Besides the DA, the Department of Agrarian Reform should take an active part in producing agripreneurs particularly from agrarian reform communities and beneficiaries. The Department of Trade and Industry must also explore markets for raw, semi-processed and finished agriculture products so agripreneurs will have first-hand knowledge also on the export markets.
Agribusiness incubation (ABI) can also be adopted as a platform to spur agripreneursip. ABI is not simply about creating and innovating technologies for farmers; it is about making businesses adopt and commercialize technologies to attain profitability, build up their capital, and create more wealth. The primary target of ABI programs should be smallholder farmers and agripreneurs.

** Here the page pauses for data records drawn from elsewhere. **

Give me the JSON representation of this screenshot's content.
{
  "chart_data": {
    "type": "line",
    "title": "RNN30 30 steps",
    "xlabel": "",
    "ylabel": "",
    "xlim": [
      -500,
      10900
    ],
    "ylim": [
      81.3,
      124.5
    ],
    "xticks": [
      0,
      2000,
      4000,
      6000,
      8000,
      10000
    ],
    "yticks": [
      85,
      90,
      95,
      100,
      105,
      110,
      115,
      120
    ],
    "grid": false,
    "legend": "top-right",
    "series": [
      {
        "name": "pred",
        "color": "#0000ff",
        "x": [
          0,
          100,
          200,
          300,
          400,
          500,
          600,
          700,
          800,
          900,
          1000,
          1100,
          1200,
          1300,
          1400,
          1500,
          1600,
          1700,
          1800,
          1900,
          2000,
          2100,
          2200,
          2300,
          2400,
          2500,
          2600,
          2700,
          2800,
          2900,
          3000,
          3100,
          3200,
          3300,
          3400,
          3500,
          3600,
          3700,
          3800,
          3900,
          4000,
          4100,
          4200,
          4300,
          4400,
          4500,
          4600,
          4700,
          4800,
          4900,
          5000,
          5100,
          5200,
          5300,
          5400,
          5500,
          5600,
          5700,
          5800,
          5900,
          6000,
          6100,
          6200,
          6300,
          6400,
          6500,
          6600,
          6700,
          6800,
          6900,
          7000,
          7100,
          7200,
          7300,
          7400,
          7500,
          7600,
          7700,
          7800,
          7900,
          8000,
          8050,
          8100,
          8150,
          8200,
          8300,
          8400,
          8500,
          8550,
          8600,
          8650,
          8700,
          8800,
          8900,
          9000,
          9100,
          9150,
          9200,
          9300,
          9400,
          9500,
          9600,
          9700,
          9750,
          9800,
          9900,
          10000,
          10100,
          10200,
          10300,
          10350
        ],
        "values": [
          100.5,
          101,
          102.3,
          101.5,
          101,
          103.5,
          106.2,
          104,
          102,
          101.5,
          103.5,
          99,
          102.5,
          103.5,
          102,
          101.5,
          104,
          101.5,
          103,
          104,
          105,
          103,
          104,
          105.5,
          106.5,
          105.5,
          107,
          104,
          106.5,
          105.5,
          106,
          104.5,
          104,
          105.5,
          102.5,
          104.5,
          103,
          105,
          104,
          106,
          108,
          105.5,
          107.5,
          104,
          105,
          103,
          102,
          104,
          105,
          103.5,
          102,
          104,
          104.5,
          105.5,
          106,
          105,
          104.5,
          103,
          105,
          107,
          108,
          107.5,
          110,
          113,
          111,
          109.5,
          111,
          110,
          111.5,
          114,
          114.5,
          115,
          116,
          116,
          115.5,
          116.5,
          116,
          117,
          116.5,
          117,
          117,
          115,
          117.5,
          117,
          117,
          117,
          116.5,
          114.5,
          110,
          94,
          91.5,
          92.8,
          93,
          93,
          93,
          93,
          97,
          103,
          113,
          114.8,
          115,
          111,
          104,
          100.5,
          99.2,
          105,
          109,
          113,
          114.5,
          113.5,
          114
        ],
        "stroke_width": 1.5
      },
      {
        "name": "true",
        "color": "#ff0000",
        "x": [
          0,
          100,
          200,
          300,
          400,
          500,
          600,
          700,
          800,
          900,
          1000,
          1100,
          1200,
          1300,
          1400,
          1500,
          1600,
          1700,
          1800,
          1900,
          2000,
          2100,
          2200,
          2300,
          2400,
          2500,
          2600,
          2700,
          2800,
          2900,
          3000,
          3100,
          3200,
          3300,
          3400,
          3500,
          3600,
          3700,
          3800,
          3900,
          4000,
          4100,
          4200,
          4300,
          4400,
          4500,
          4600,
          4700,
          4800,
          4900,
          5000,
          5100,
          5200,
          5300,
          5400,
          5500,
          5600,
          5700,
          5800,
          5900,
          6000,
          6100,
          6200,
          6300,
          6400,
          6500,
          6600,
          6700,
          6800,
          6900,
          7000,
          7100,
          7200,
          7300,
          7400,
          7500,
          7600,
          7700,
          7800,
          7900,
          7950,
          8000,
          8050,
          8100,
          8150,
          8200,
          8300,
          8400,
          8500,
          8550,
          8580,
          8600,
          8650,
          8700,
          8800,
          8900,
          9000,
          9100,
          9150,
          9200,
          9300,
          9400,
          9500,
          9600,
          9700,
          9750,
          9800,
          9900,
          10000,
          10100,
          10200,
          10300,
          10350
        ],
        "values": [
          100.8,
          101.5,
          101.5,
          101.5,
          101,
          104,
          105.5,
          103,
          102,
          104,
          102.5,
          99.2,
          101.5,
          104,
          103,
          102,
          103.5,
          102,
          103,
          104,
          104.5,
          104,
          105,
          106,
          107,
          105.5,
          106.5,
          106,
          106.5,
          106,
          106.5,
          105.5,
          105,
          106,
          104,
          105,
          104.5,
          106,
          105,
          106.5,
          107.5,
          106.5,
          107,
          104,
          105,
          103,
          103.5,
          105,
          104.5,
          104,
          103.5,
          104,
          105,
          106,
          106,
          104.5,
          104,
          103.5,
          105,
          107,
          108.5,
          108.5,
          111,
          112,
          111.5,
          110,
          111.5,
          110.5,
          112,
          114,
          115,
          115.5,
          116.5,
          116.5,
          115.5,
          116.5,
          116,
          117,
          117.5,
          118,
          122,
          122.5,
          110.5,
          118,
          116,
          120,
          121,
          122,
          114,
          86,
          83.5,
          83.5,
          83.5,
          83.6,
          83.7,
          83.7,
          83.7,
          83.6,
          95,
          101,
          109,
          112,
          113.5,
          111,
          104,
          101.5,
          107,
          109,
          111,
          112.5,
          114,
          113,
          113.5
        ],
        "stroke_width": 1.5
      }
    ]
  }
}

The components of ABI are: Technology consulting; capacity building and training; access to funding; business facilitation; and infrastructure and facilities.
Differences between farmers, agripreneurs
So let me explain the difference between an agripreneur, a typical farmer and a farm manager.
A farmer, especially the smallholder, is more concerned with cultivating land for the production of crops that can be considered subsistence like rice and corn.
A farm manager is more concerned in overseeing farm operations, but may still not see the “bigger picture” like value adding and the potential of the export market.
Agripreneurs see the advantage of value adding, adopting science-based approaches to production, and looking for markets beyond their locality, including export.
When it comes to RDE, extension agents should retool themselves to become more oriented toward creating agripreneurs instead of helping farmers increase productivity. This means research and development should also take into account factors like ease of adaptability of a technology by smallholder farmers and the youth, and creating wealth from value adding.
SCUs and government agencies should also have programs to link smallholder farmers with the country’s agro-industrial complex, or the large agribusiness firms themselves initiating mutually beneficial arrangements also with smallholder farmers.
Good examples are Dole, Del Monte and Sumifru providing technical assistance and free planting materials to smallholder farmers who are also given full participation from production to harvest.
Nestle Philippines, in its arrangements with farmers, supplies superior coffee clones at cost, provides extension support, and buys back coffee beans at prevailing world market prices.
Prasad Seeds Philippines, where I am strategic adviser, also provides extension support to its smallholder partners and guarantees a pre-determined price for what is produced by them.
I do not see any reason why HEIs in the rural areas (and there are plenty of them) with the cooperation of local government units and the DA (especially the regional offices and research centers) can facilitate or assist in the forging of such mutually beneficial arrangement between smallholder farmers and large agribusiness firms.
But HEIs must first hybridize or redesign their curriculum to primarily create agripreneurs. That may sound daunting at first, but it can be done. I will discuss more on how it can be done in my future columns.